А потом появилась она и разломала все мои построенные долгими ночами теории вдребезги. И тогда я впервые увидел в чьих-то глазах эмоции… ко мне. Пусть вот такие – с примесью горечи и ненависти, но эмоции, и никак не равнодушие. Я не знаю, как мы прожили с ней двадцать лет совместной жизни, но определенно это были далеко не самые худшие времена, если она приехала за мной в глухомань, спустя год после того, как мы расстались. Единственная, кто приехал… а могла и отказаться.

Я вышел к матери, услышав, как та прощается с внучками. Наверное, так нужно поступать – выйти, помочь надеть пальто, провести до лифта. Она немного опешила, когда я это сделал, но ничего не сказала, а я смотрел на эту пожилую и приятную женщину и думал о том, что ничего не испытываю, кроме чувства уважения, любопытства и, возможно, некоей симпатии. По крайней мере, все эти люди не вызвали во мне отторжения. Я хотел их узнать и хотел понять, каким они знали меня. Но самое паршивое, что, чем больше я наблюдал за их поведением, тем больше понимал, что все же я был кретином. Пожалуй, моя мать единственный человек, которого степень моего скотства в прошлом не раздражала так сильно, как, например, Женю. И, судя по всему, до двери я ее не провожал, когда она уходила.

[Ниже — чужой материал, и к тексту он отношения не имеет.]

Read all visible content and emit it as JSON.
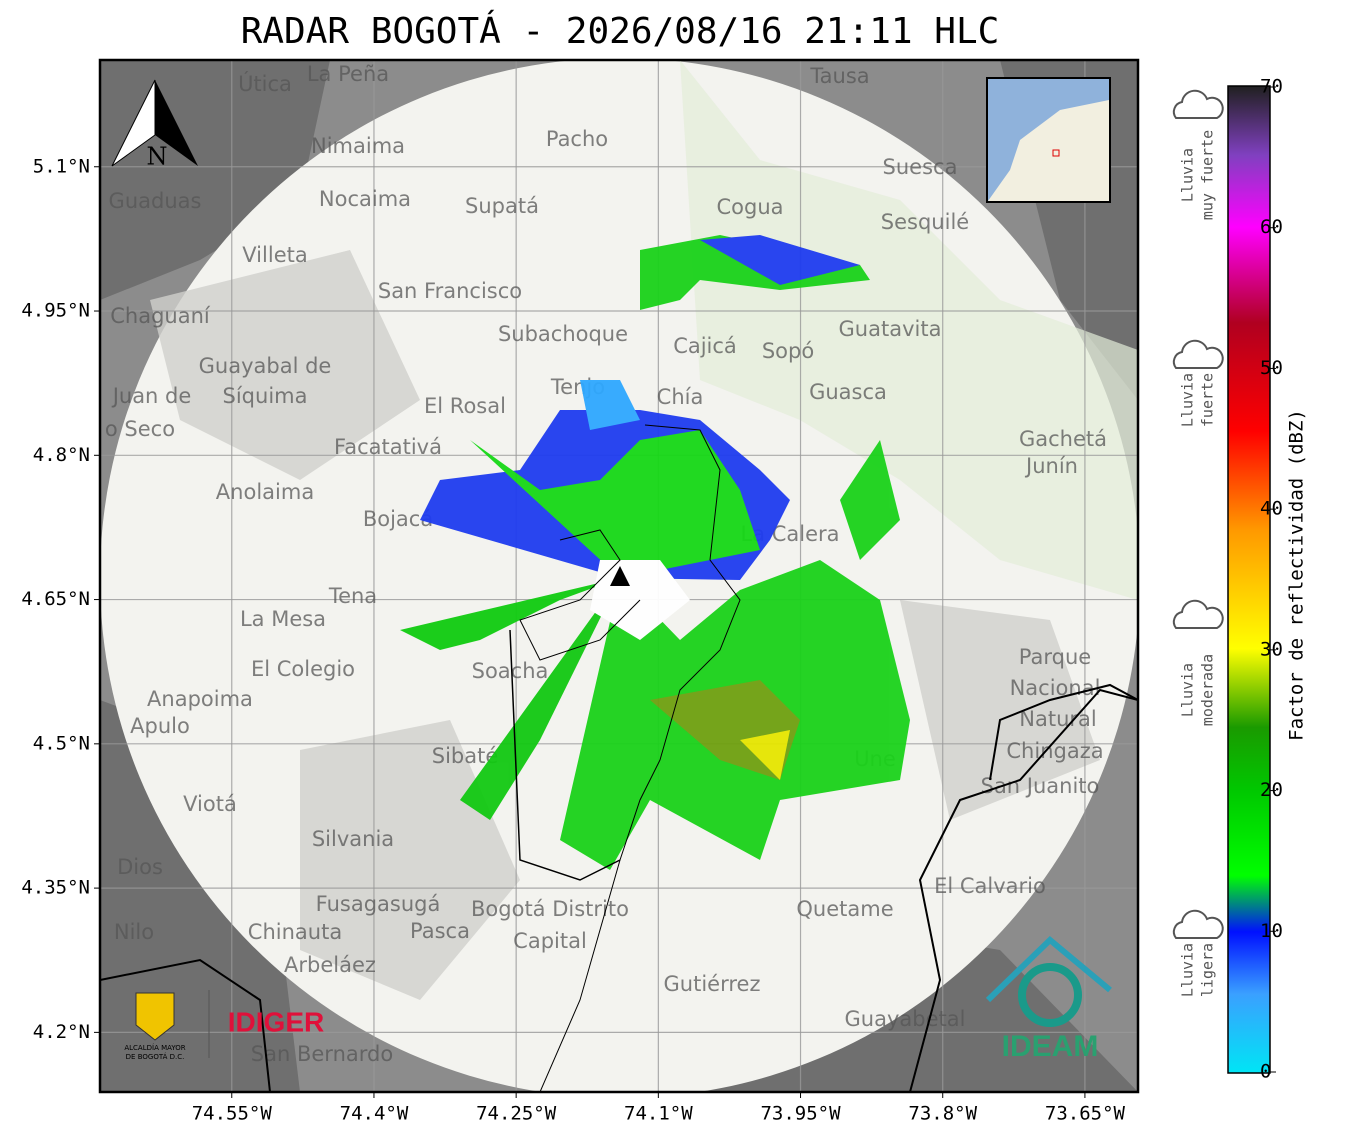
{
  "title": "RADAR BOGOTÁ - 2026/08/16 21:11 HLC",
  "map": {
    "xlim": [
      -74.689,
      -73.594
    ],
    "ylim": [
      4.138,
      5.211
    ],
    "xticks": [
      {
        "value": -74.55,
        "label": "74.55°W"
      },
      {
        "value": -74.4,
        "label": "74.4°W"
      },
      {
        "value": -74.25,
        "label": "74.25°W"
      },
      {
        "value": -74.1,
        "label": "74.1°W"
      },
      {
        "value": -73.95,
        "label": "73.95°W"
      },
      {
        "value": -73.8,
        "label": "73.8°W"
      },
      {
        "value": -73.65,
        "label": "73.65°W"
      }
    ],
    "yticks": [
      {
        "value": 5.1,
        "label": "5.1°N"
      },
      {
        "value": 4.95,
        "label": "4.95°N"
      },
      {
        "value": 4.8,
        "label": "4.8°N"
      },
      {
        "value": 4.65,
        "label": "4.65°N"
      },
      {
        "value": 4.5,
        "label": "4.5°N"
      },
      {
        "value": 4.35,
        "label": "4.35°N"
      },
      {
        "value": 4.2,
        "label": "4.2°N"
      }
    ],
    "north": "N",
    "places": [
      "La Peña",
      "Útica",
      "Tausa",
      "Pacho",
      "Nimaima",
      "Suesca",
      "Guaduas",
      "Nocaima",
      "Supatá",
      "Cogua",
      "Sesquilé",
      "Villeta",
      "San Francisco",
      "Chaguaní",
      "Guatavita",
      "Subachoque",
      "Cajicá",
      "Sopó",
      "Guayabal de",
      "Síquima",
      "El Rosal",
      "Tenjo",
      "Chía",
      "Guasca",
      "Facatativá",
      "Gachetá",
      "Junín",
      "Anolaima",
      "Bojacá",
      "La Calera",
      "Tena",
      "La Mesa",
      "Soacha",
      "Parque",
      "Nacional",
      "Natural",
      "Chingaza",
      "El Colegio",
      "Anapoima",
      "Apulo",
      "Sibaté",
      "San Juanito",
      "Viotá",
      "Silvania",
      "Une",
      "Dios",
      "El Calvario",
      "Fusagasugá",
      "Bogotá Distrito",
      "Capital",
      "Quetame",
      "Nilo",
      "Chinauta",
      "Pasca",
      "Arbeláez",
      "Gutiérrez",
      "Guayabetal",
      "San Bernardo",
      "Juan de",
      "o Seco"
    ]
  },
  "colorbar": {
    "label": "Factor de reflectividad (dBZ)",
    "lim": [
      0,
      70
    ],
    "ticks": [
      0,
      10,
      20,
      30,
      40,
      50,
      60,
      70
    ]
  },
  "rain_classes": [
    [
      "Lluvia",
      "muy fuerte"
    ],
    [
      "Lluvia",
      "fuerte"
    ],
    [
      "Lluvia",
      "moderada"
    ],
    [
      "Lluvia",
      "ligera"
    ]
  ],
  "logos": {
    "alcaldia": [
      "ALCALDÍA MAYOR",
      "DE BOGOTÁ D.C."
    ],
    "idiger": "IDIGER",
    "ideam": "IDEAM"
  }
}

– Ты иди в квартиру, сын. Простудишься после ванной…, – а потом тихо добавила, – может, все же ко мне поедешь? Я твоих любимых рогаликов напеку, альбомы посмотрим… Жене трудно и …

– Жене придется смириться с моим обществом. А потом мы все обязательно приедем к тебе.

Она нахмурилась и прикоснулась к моей щеке.

– Им тяжело. Ты год не жил с ними.

– Мне тоже тяжело. Я неделю назад родился на свет. Ничего, мы справимся. Я не хочу уходить. Я чувствую, что это мое место. Мне нужно быть именно здесь. Это как-то правильно.